(MANILA) At least 31 people including three children have died after a ferry fire in the southern Philippines, a regional governor said on Thursday, revising the death toll sharply upwards after the discovery of 18 new bodies in the interior of the charred wreckage.

The Lady Mary Joy 3 was traveling from Zamboanga City, Mindanao Island, to Jolo Island, Sulu Province, when the fire broke out late Wednesday, prompting passengers to jump overboard,” regional disaster management officer Nixon Alonzo said.

Rescuers, including the Philippine Coast Guard and fishermen, were able to rescue 195 passengers and 35 crew members as the ferry caught fire off Baluk-Baluk Island in Basilan province.

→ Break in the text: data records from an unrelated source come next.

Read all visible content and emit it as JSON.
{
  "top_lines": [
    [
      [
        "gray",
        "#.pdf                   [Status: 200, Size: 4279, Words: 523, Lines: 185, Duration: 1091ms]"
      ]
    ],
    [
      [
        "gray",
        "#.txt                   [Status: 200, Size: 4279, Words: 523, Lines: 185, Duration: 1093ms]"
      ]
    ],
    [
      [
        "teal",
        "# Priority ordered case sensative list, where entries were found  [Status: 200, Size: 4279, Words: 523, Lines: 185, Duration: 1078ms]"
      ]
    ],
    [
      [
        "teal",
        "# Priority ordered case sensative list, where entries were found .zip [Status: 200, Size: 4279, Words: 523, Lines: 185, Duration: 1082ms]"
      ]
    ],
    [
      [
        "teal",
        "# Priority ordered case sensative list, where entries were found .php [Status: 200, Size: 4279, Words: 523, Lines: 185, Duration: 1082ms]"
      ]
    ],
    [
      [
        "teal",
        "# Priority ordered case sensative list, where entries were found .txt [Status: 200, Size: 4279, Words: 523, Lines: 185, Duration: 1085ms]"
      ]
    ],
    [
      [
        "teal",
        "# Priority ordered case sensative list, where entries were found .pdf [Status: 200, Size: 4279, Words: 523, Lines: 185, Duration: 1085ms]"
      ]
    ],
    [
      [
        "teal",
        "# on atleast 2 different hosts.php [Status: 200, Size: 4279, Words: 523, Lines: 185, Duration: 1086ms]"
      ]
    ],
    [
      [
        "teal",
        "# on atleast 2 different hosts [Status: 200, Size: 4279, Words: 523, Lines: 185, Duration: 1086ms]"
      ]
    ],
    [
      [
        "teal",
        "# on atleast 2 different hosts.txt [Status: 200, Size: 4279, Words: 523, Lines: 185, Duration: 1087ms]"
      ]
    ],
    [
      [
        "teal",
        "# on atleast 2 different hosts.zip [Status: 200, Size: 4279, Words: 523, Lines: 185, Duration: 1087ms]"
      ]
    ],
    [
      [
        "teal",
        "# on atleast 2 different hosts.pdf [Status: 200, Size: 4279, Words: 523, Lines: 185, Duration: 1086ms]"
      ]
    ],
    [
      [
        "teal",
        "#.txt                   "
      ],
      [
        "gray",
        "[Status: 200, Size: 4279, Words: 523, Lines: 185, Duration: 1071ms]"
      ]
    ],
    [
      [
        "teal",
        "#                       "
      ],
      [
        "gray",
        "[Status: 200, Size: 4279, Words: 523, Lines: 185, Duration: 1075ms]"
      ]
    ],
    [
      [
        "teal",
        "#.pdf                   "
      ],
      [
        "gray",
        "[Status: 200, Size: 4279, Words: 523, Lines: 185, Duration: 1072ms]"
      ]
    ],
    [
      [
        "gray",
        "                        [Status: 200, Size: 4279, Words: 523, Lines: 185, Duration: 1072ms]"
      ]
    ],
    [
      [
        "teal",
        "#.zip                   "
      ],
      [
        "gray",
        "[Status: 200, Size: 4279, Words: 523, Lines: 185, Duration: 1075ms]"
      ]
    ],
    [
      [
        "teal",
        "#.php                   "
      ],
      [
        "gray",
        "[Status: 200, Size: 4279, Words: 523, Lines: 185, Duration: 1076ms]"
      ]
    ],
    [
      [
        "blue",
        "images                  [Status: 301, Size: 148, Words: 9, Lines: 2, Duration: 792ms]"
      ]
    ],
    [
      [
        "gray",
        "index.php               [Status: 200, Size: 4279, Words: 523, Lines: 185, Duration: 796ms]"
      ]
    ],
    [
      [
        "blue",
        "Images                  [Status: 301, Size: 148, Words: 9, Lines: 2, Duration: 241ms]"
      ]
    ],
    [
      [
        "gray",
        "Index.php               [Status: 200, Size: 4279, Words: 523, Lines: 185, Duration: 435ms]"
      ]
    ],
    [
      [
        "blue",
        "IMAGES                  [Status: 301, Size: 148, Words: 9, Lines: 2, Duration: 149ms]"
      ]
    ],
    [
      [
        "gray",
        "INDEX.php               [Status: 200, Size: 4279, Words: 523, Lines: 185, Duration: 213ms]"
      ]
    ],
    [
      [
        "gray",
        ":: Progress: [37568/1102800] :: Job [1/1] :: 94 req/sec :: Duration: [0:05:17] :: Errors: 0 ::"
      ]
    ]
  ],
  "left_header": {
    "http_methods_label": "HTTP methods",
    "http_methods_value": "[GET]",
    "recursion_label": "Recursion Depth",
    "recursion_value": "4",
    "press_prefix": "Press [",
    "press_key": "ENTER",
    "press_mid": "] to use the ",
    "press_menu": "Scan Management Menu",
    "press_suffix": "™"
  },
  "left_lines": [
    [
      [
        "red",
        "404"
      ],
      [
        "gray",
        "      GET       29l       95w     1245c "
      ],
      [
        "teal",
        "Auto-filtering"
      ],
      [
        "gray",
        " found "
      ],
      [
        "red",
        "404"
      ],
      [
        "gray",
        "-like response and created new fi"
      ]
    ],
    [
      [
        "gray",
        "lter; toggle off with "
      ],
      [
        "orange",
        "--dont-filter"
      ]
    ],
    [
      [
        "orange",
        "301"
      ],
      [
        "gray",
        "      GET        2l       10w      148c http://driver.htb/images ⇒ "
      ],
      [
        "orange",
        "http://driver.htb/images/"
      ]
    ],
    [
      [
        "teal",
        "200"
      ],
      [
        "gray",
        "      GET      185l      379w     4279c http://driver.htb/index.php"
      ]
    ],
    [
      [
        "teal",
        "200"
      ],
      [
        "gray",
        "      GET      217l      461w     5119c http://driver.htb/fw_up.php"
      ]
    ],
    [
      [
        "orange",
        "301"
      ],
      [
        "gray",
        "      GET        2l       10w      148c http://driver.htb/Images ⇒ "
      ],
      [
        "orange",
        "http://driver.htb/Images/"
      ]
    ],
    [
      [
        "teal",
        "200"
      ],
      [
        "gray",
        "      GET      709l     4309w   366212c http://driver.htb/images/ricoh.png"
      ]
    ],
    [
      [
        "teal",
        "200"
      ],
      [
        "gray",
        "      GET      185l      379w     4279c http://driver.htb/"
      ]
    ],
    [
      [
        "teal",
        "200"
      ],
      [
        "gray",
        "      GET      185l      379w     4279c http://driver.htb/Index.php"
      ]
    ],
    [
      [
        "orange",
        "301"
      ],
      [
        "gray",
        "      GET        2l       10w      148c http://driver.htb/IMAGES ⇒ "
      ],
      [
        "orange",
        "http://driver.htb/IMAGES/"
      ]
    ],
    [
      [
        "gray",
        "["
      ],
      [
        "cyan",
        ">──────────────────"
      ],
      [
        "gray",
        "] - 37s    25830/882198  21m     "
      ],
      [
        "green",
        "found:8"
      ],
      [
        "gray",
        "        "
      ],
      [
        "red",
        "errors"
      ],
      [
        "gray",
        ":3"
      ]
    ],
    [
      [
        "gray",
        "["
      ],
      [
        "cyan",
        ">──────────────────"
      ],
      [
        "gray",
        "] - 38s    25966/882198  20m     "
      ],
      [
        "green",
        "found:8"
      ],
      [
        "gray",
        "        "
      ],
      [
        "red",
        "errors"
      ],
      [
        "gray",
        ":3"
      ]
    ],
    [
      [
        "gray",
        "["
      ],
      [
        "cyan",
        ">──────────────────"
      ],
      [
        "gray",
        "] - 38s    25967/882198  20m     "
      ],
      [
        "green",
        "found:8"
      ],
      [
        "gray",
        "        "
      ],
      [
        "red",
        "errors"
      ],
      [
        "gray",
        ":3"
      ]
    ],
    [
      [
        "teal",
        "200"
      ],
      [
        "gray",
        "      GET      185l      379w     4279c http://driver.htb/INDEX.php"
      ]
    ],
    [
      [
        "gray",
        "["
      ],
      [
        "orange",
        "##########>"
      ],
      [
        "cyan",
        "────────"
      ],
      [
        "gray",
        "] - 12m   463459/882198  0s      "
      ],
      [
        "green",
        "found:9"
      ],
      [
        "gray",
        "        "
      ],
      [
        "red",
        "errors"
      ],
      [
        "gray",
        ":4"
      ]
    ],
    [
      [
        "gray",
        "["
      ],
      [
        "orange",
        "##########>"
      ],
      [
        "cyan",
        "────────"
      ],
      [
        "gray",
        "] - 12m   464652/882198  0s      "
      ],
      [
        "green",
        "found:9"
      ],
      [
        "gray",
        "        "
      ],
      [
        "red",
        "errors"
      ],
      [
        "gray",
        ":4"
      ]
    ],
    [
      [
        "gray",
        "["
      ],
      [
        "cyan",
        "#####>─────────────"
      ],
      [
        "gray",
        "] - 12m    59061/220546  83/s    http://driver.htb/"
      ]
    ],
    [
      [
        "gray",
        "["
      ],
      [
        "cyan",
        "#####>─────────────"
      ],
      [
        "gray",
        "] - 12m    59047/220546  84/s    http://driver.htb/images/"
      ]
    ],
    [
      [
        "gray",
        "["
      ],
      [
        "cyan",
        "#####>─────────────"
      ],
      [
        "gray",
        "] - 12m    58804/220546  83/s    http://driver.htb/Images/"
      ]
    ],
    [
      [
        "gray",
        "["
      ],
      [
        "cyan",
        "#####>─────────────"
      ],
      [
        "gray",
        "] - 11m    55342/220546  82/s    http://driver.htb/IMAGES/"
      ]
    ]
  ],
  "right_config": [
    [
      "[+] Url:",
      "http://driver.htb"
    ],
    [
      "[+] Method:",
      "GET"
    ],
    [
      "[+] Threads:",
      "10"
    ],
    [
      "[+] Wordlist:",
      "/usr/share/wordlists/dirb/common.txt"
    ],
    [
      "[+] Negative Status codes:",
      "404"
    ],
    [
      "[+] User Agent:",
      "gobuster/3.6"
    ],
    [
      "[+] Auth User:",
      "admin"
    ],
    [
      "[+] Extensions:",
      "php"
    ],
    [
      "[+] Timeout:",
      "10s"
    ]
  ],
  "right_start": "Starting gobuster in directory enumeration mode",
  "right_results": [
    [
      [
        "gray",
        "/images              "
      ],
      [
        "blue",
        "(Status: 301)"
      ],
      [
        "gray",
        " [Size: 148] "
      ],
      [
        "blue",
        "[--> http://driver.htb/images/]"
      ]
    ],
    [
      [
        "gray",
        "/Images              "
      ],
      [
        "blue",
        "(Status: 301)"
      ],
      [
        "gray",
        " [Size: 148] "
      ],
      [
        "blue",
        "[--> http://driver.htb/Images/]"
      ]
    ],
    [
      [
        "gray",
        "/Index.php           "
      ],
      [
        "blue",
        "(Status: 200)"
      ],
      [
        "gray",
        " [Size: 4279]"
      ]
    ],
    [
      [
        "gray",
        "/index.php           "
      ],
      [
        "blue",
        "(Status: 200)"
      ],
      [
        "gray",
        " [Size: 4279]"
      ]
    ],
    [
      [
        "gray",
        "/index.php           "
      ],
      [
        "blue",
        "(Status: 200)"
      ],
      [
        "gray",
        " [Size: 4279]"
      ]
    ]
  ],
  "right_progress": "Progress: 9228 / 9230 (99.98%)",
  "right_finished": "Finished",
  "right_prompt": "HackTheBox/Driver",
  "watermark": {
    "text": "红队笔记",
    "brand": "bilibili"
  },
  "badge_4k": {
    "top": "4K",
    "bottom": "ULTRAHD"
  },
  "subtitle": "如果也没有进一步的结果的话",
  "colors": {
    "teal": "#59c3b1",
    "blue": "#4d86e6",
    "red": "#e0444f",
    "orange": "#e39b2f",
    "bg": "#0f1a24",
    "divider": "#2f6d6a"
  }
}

The initial toll more than doubled after 18 bodies were found on the ship, Basilan Governor Jim Salliman told AFP, adding that the origin of the fire was at this stage “unclear”. .

“We first recorded 13 deaths, then 18 new deaths, which now makes 31 deaths,” he added.

The bodies were found in an air-conditioned cabin during the inspection of the ferry.

At least three children, including a six-month-old baby, are among the dead, Salliman said.

“People panicked because they were asleep when the fire broke out,” said Commander Rejard Marfe, Philippine Coast Guard.

As the fire spread, the captain let the ship run aground “so that more people could survive and it would be easier to swim to shore”, Mr Marfe told AFP.

Mr Salliman said the toll was likely to rise as the number of passengers on board the ship was higher than the officially listed 205.

According to Mr. Marfe, four members of the coastguard and an unknown number of members of the army were on board the ship, but were not listed on the log.

He said his teams were awaiting additional data to determine if other people were missing.

Photos released by the Coast Guard show one of their ships putting out flames on the ferry while rescuers in smaller craft rescue passengers.

The Philippines, an archipelago of more than 7,000 islands, suffers from a poor shipping system, with poorly regulated ferries that are often overcrowded and accident-prone.